In deze zaak heeft de Rechtbank Zeeland-West-Brabant op 7 mei 2024 uitspraak gedaan in een echtscheidingsprocedure tussen een vrouw en een man, die op 19 mei 1998 in de gemeente Liesveld met elkaar zijn gehuwd. De vrouw, vertegenwoordigd door advocaat mr. J.J.R. Albicher, verzoekt om echtscheiding en een onderhoudsbijdrage van € 2.555,- per maand, terwijl de man, vertegenwoordigd door advocaat mr. M.J.A. van der Burg, ook echtscheiding verzoekt en een lagere onderhoudsbijdrage van € 683,- per maand voorstelt. De rechtbank heeft de zaak behandeld op 28 maart 2024, waarbij beide partijen aanwezig waren.
De rechtbank heeft vastgesteld dat het huwelijk duurzaam ontwricht is en dat beide partijen de Nederlandse nationaliteit hebben. De vrouw heeft behoefte aan een onderhoudsbijdrage, terwijl de man betwist dat hij daartoe in staat is. De rechtbank heeft de financiële situatie van beide partijen beoordeeld, waarbij het netto besteedbaar gezinsinkomen van partijen ten tijde van hun samenwoning als uitgangspunt is genomen.

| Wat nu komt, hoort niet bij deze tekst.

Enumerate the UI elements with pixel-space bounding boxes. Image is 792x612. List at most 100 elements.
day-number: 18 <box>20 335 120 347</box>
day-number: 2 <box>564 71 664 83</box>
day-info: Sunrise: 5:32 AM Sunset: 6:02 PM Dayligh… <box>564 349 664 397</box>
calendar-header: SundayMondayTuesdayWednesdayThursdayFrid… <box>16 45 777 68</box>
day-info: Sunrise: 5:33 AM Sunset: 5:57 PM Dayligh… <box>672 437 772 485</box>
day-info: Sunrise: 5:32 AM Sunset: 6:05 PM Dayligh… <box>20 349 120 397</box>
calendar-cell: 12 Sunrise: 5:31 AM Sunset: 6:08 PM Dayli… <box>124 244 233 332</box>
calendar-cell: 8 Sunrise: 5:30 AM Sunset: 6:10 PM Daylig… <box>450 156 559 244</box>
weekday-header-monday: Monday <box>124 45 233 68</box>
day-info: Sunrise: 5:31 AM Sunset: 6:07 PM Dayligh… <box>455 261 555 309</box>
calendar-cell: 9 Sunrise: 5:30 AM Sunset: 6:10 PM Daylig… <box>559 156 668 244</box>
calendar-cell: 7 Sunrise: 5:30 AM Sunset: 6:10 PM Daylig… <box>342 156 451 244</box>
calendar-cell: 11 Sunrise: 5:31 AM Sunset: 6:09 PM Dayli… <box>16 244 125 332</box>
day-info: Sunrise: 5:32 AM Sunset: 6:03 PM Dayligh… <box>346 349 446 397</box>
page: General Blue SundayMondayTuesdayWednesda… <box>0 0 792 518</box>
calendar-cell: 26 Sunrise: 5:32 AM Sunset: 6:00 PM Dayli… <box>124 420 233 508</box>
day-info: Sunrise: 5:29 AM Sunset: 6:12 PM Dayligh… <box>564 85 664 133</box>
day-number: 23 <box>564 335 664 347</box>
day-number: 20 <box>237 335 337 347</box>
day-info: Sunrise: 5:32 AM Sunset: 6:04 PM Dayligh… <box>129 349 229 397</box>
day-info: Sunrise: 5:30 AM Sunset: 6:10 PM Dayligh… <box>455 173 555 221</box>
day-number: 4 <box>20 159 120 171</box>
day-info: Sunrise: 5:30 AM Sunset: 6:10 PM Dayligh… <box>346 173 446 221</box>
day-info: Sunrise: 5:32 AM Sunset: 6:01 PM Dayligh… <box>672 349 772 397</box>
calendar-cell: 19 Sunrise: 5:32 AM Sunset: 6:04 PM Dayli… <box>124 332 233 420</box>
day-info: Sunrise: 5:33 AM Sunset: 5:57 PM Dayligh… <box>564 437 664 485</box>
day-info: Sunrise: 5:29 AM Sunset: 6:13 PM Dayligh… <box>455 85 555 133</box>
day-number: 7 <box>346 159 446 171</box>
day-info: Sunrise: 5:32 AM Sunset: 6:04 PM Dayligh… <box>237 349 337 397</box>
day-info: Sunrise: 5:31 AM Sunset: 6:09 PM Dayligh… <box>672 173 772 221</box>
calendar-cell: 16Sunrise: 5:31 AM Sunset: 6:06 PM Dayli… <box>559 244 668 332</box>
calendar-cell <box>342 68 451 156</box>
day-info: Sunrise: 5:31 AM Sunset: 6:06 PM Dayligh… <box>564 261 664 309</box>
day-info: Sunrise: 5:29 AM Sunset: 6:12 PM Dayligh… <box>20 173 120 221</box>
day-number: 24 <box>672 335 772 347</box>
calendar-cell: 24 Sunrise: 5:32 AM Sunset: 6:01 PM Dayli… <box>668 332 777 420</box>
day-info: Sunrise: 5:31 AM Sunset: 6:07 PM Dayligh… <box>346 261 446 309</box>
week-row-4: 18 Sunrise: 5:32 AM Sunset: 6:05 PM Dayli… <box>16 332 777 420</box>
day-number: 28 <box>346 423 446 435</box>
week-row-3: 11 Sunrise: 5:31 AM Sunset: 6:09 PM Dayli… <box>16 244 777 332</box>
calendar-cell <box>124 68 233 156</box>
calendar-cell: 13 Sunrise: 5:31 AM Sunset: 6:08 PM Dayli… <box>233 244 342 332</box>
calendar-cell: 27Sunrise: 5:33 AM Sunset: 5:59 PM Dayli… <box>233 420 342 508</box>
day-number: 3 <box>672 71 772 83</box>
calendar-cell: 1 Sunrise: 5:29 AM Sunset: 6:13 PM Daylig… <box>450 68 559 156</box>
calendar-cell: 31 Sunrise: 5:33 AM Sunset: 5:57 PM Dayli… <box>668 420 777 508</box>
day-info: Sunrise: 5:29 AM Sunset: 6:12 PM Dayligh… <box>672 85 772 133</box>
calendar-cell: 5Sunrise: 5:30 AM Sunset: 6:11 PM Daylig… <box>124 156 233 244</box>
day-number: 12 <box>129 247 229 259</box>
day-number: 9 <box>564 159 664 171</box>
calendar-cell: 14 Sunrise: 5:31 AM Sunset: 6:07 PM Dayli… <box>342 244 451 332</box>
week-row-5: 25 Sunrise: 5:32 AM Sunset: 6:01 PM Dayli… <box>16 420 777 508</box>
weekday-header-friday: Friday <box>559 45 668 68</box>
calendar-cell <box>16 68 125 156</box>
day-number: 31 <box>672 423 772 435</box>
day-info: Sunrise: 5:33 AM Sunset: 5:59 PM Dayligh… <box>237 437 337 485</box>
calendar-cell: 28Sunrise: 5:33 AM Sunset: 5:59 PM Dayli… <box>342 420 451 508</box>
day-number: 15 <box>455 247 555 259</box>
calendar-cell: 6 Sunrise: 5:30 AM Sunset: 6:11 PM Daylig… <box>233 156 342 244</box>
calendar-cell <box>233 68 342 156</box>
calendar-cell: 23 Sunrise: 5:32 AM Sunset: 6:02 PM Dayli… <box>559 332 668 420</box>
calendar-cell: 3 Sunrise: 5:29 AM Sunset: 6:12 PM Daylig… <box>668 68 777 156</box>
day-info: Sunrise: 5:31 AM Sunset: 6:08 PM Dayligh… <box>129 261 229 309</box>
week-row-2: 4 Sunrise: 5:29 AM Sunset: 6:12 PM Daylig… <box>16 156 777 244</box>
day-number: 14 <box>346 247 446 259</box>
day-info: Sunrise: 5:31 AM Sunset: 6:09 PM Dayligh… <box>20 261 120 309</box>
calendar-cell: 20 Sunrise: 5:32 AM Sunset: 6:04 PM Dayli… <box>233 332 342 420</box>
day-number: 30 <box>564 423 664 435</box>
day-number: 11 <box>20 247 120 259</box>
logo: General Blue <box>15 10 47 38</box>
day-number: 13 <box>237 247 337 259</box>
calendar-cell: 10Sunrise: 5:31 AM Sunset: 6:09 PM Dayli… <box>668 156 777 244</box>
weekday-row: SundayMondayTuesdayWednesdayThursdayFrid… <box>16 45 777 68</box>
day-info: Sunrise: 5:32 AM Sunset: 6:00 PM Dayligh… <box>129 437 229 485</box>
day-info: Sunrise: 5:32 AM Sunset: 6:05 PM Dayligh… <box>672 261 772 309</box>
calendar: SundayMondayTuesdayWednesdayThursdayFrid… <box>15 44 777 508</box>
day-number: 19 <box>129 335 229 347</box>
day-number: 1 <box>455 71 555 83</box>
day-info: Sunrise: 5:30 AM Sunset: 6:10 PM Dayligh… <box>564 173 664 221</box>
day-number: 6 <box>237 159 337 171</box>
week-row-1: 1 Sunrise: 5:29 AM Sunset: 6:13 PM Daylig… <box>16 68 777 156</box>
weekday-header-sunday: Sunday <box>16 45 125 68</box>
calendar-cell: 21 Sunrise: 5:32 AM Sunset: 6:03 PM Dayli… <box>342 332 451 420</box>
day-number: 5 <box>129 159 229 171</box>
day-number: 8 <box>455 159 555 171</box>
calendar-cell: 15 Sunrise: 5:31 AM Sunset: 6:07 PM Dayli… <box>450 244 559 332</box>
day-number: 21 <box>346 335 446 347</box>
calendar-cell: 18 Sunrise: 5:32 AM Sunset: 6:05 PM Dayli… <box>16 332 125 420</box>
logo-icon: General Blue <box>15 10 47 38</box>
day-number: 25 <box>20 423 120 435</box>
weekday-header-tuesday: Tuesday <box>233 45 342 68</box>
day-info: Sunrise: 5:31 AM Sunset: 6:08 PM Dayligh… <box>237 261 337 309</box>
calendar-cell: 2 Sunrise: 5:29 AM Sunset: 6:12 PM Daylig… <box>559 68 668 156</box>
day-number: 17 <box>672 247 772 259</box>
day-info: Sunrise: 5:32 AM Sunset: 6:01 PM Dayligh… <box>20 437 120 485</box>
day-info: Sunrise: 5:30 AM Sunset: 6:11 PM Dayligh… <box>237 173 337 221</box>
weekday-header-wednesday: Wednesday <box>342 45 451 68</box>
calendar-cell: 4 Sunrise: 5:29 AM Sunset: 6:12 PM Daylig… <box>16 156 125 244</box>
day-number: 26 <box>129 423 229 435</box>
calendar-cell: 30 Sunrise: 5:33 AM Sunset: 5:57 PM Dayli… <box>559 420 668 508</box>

De rechtbank heeft geconcludeerd dat de vrouw recht heeft op een onderhoudsbijdrage van € 1.473,- bruto per maand, te betalen door de man, en heeft de echtscheiding uitgesproken.
Daarnaast heeft de rechtbank in een tweede zaak, betreffende de verdeling van de boedel, vastgesteld dat partijen het eens zijn over de verdeling van de gezamenlijke bankrekening en dat de verzoeken omtrent de woning zijn ingetrokken. De man heeft de vrouw veroordeeld tot betaling van € 495,70 ter zake van een premie die hij voor haar heeft betaald. De rechtbank heeft het meer of anders verzochte afgewezen.